On veut bien être convaincu de la pleine implication des organisations patronales dans la mise en œuvre d’un plan de relance à la construction duquel elles ont été étroitement associées (5). Mais cela suffit-il ? Pour quels résultats ? Il était évidemment prévisible que les organisations patronales se montreraient peu imaginatives sur le terrain des contreparties…Ce terrain est pourtant le leur. Mais encore faut-il que la collectivité publique qui leur concède des avantages, exige en contrepartie des résultats formalisés en des termes clairs et si nécessaire chiffrés. Il s’agit d’une règle élémentaire et incontournable en matière d’administration des deniers publics ; elle ne doit pas s’incliner, même sous la menace réelle ou supposée d’une fuite des présumés créateurs de richesses vers des espaces étatiques moins tatillons. Car si la nature et l’ampleur des contreparties exigées sont négociables, le droit des citoyens d’exercer un contrôle sur le bon emploi des deniers publics, ne l’est pas. (6)
(1) Sous la pression des critiques politiques et syndicales, il semble que le gouvernement ait amorcé un rétropédalage: dès le 6 septembre, le ministre de l’économie, Bruno Le Maire, s’est dit « ouvert » à l’idée de contreparties, dans le cas des entreprises qui ont bénéficié du soutien direct de l’État, cette question pouvant l’objet de discussions lors du débat parlementaire.
(2) L’idéal consisterait à contractualiser les engagements en prévoyant, lorsque ceux-ci ne sont pas tenus (sauf cas de force majeure), un remboursement des aides accordées. En outre, la question se pose de savoir qui seront les interlocuteurs de l’Etat ; à ce sujet, la CFDT suggère avec justesse d’y associer les représentants du personnel, à travers le CSE.
(3) Voir l’interview édifiante accordée au sujet du CICE par le Président Hollande à la journaliste Elise Lucet dans le cadre de l’émission Cash Investigation (Extrait de « Qui profite de nos impôts » émission diffusée le 19 novembre 2019 sur France 2 : https://www.francetvinfo.fr/politique/video-cash-investigation-cice-un-cadeau-fiscal-a-100-milliards-deuros_3708207.html )
(4) L’évaluation du CICE (Crédit d’Impôt pour la Compétitivité et l’Emploi) a été confiée à France stratégie qui a publié un rapport le 17 septembre 2020. Les résultats du CICE y apparaissent décevants : 160 000 emplois créés sur 5 ans pour un engagement des finances publiques à hauteur de 18 milliards d’euros par an. (https://www.strategie.gouv.fr/publications/evaluation-credit-dimpot-competitivite-lemploi-synthese-travaux-dapprofondissement).
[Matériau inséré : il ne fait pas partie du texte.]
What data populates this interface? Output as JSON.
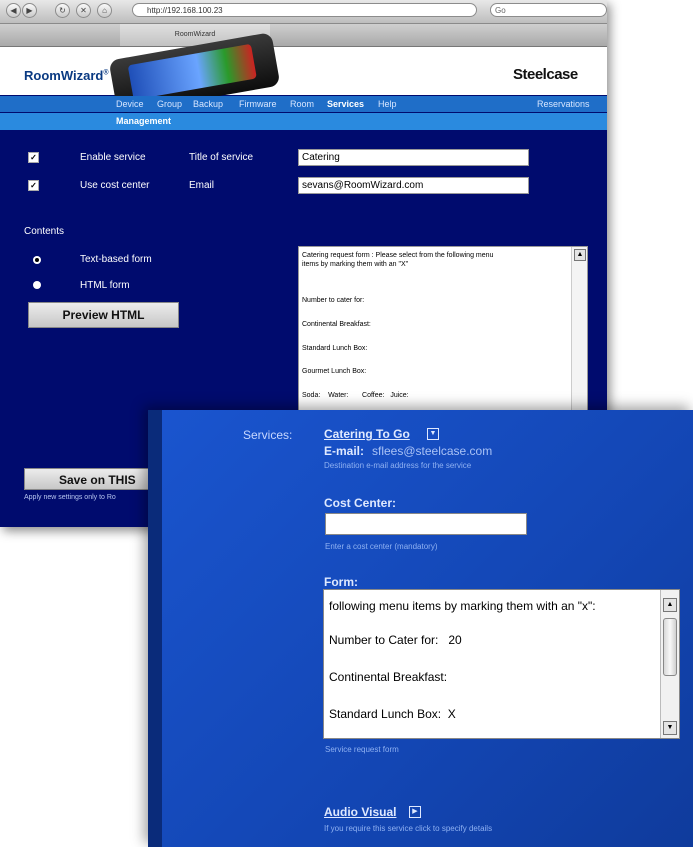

Il importe de rappeler les promesses faites en échange du CICE: « L’ambition que nous vous proposons est de créer un million d’emplois en cinq ans », écrivait, fin 2013, Pierre Gattaz, alors président du Medef, aux chefs d’entreprise. Le dossier Bridgestone apparait également emblématique sur ce point : on ne peut que s’interroger devant le bruyant courroux des responsables publics en réponse au non-respect d’engagements…qui n’ont jamais été juridiquement formalisés.
(5) Dès le 3 septembre, Geoffroy Roux de Baizieux déclarait sur BFM : « Ce plan, c’est globalement ce qu’on avait demandé ».
(6) Toute aide financière publique accordée sans condition interroge au regard des dispositions de l’article 14 de la Déclaration de 1789 (texte inclus dans bloc de constitutionnalité) : « Tous les Citoyens ont le droit de constater, par eux-mêmes ou par leurs représentants, la nécessité de la contribution publique, de la consentir librement, d’en suivre l’emploi, et d’en déterminer la quotité, l’assiette, le recouvrement et la durée. »
L’oubli de contreparties, laxisme ou négligence?
Ou tout simplement, impuissance de l’état à appliquer des règles de manière équitable lorsque l’interlocuteur est puissant?